26 JUNE 1841, Page 15

EDINBURGH TO WIT.

MINISTERS must have great confidence in the tameness of the Edinburgh constituency. Sir JOHN CAMPBELL'S address to the electors for their suffrages, and his elevation to the Peerage, occurred in the same week. The applications made to Lord PLUNKET to resign the Irish Chancellorship were known to be such as be could not resist ; and yet the farce of parading Sir JOHN CAMPBELL as candidate for Edinburgh was kept up till the last moment. What the motives were that induced the Whig leaders to treat thus cavalierly the constituency of the capital of Scotland, they know best themselves.

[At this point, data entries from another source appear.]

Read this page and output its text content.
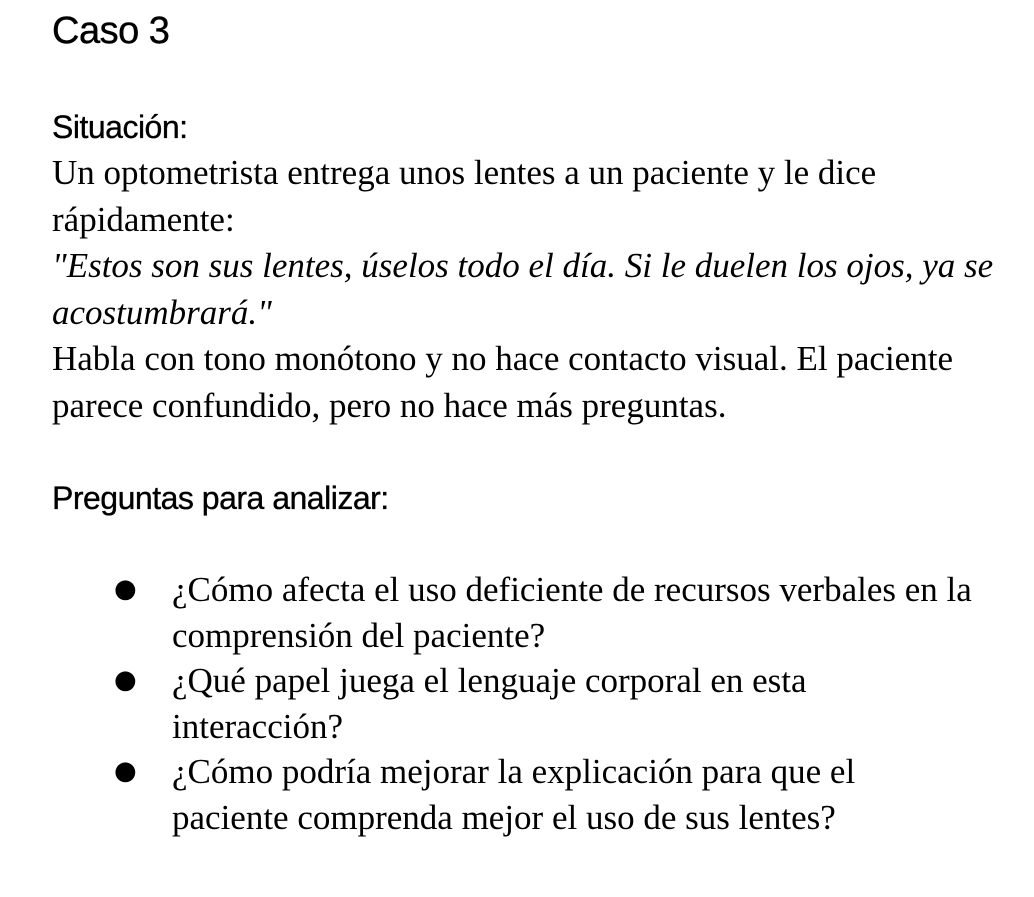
Caso 3
Situación:

Un optometrista entrega unos lentes a un paciente y le dice rápidamente:

"Estos son sus lentes, úselos todo el día. Si le duelen los ojos, ya se acostumbrará."

Habla con tono monótono y no hace contacto visual. El paciente parece confundido, pero no hace más preguntas.

Preguntas para analizar:
● ¿Cómo afecta el uso deficiente de recursos verbales en la comprensión del paciente?
● ¿Qué papel juega el lenguaje corporal en esta interacción?
● ¿Cómo podría mejorar la explicación para que el paciente comprenda mejor el uso de sus lentes?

From the fact that some independent electors had manifested a desire to have a representative free from official trammels, but had at the same time intimated their design not to oppose Sir JOHN CAMPBELL should he persist in again offering himself, it looks as if he had been kept in the field till the constituency, too much pressed for time to agree upon a candidate of their own selection, should be forced to accept of any person offered by their Whig managers. No Town-Council in the palmy days of the DUNDAS was ever treated with such nonchalance as the Reformed constituency of Edinburgh has been treated by its Parliament House leaders on this occasion. Govern- ment, it is clear, regard Auld Reekie in the light of a pocket bo- rough, which will elect any person they send to it at a moment's notice.